Madem dinler laik değildir, o zaman dindarlar da böyle bir laikliği kabul edemezler.

Gerekçede yer alan “Din ve mezhep bağının yerini Türk ulusçuluğu bağı almıştır” şeklindeki ifade bu gerekçeyi yazan kısmın inancı olabilir. Başörtüsü İslâm’ın emri olduğuna göre onunla ilgili bir kararın gerekçesinde bahsi geçen din de İslâm dinidir. Her yıl yapılan binlerce cami, kılınan namazlar, verilen sadaka ve zekatlar, yüz binlerce vatandaşımızın hacca gitmesi “Türk ulusçuluğu” namına değil, İslâm dini namınadır.
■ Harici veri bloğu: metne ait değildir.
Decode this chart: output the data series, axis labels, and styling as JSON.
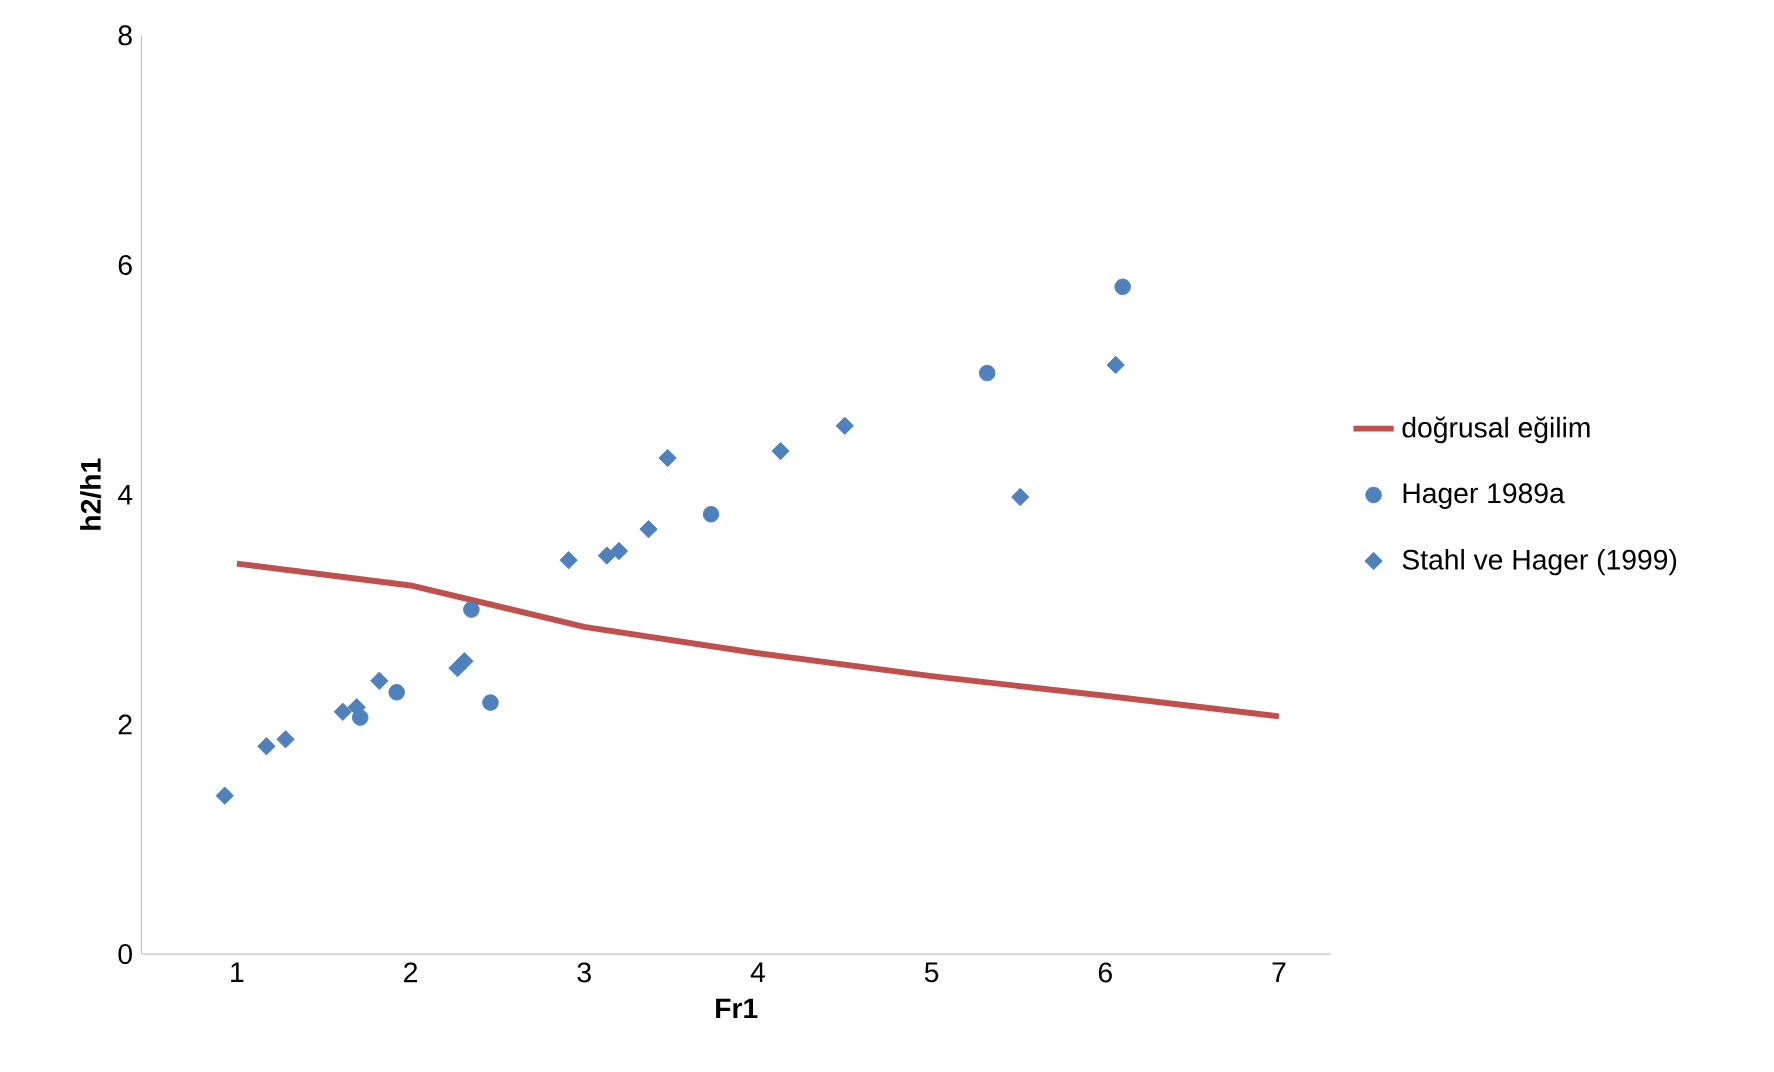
{
  "chart_data": {
    "type": "scatter",
    "xlabel": "Fr1",
    "ylabel": "h2/h1",
    "xlim": [
      0.45,
      7.3
    ],
    "ylim": [
      0,
      8
    ],
    "xticks": [
      1,
      2,
      3,
      4,
      5,
      6,
      7
    ],
    "yticks": [
      0,
      2,
      4,
      6,
      8
    ],
    "legend": "right",
    "series": [
      {
        "name": "doğrusal eğilim",
        "type": "line",
        "color": "#c0504d",
        "marker": "none",
        "x": [
          1,
          2,
          3,
          4,
          5,
          6,
          7
        ],
        "values": [
          3.4,
          3.21,
          2.85,
          2.62,
          2.42,
          2.25,
          2.07
        ]
      },
      {
        "name": "Hager 1989a",
        "color": "#4f81bd",
        "marker": "circle",
        "x": [
          1.71,
          1.92,
          2.35,
          2.46,
          3.73,
          5.32,
          6.1
        ],
        "values": [
          2.06,
          2.28,
          3.0,
          2.19,
          3.83,
          5.06,
          5.81
        ]
      },
      {
        "name": "Stahl ve Hager (1999)",
        "color": "#4f81bd",
        "marker": "diamond",
        "x": [
          0.93,
          1.17,
          1.28,
          1.61,
          1.69,
          1.82,
          2.27,
          2.31,
          2.91,
          3.13,
          3.2,
          3.37,
          3.48,
          4.13,
          4.5,
          5.51,
          6.06
        ],
        "values": [
          1.38,
          1.81,
          1.87,
          2.11,
          2.15,
          2.38,
          2.49,
          2.55,
          3.43,
          3.47,
          3.51,
          3.7,
          4.32,
          4.38,
          4.6,
          3.98,
          5.13
        ]
      }
    ]
  }
}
Şu ifadeler de bu gerekçeyi kabul edenlerin inancını ortaya koymaktadır.

“Gelişmek ve ilerlemek için durağan din kurallarına değil, insanlığa ayak uydurmak, akla ve bilime öncülük tanımak gerekir.”

“Devlete dinsel konularda denetim ve gözetim hakkı tanınması din ve vicdan özgürlüğünün gereklerine aykırı bir sınırlama sayılamaz .”

Bu ifadeler yalnızca onu kabul eden kişileri bağlar. Bir Müslüman her konuda din kurallarının öncülüğünü kesin olarak kabul eder. Çünkü İslâm demek, Kur’an’ın koyduğu kuralları kayıtsız şartsız kabul etmek demektir. Onlardan bir tanesini bile uygun ve yerinde görmemek insanı müslümanlıktan çıkarır.

Kur’an-ı kerim, din kurallarının yerine aklı ve bilim koymayı reddettiği gibi devletin dini denetlemesini de reddeder. Bunu belirten çok sayıda ayet vardır. Bu ayetlerden biri de Nisa Süresi’nin 59. ayetidir. Burada Allah Teâlâ şöyle buyuruyor.

“Ey inananlar, Allah’a boyun eğin, Resûl’e ve sizden olan yetkililere boyun eğin. Eğer herhangi bir şeyde anlaşmazlığa düşerseniz. Onu Allah’a ve Resûlüne götürün. Allah’a ve Resûlü’ne gerçekten inanıyorsanız böyle yaparsınız. Bu sizin için daha hayırlıdır ve sonucu daha güzel olur.”

İslâm dini, toplumun hukuk, ekonomi, siyaset, ahlak ve sair bütün yönlerini düzenlemiştir. Müslüman olmak isteyen kişi, yukarıdaki ayet gereği bunu böyle kabul etmek zorundadır.

Hiç kimse inancını değiştirmeye zorlanamaz. Çünkü kalpten kabul edilmeyen, sadece görüntüde olan bir müslümanlık münafıklıktır. İslâmiyet münafıklığı reddettiği için inançlara baskı yapmaz. İsteyen inanır, isteyen inanmaz.

Kehf Sûresi’nin 29. ayetinde şöyle buyurulmaktadır:

“De ki, bu Kur’an Rabbiniz’dendir. Artık dileyen inansın, dileyen inkar etsin. Biz zalimlere öyle bir ateş hazırlamışızdır ki, duvarları onları saracaktır. Feryad edip yardım isterlerse erimiş maden gibi yüzleri haşlayan bir su ile yardımlarına gidilecektir. O, ne kötü bir içecektir ve bu ne kötü bir birlikteliktir.”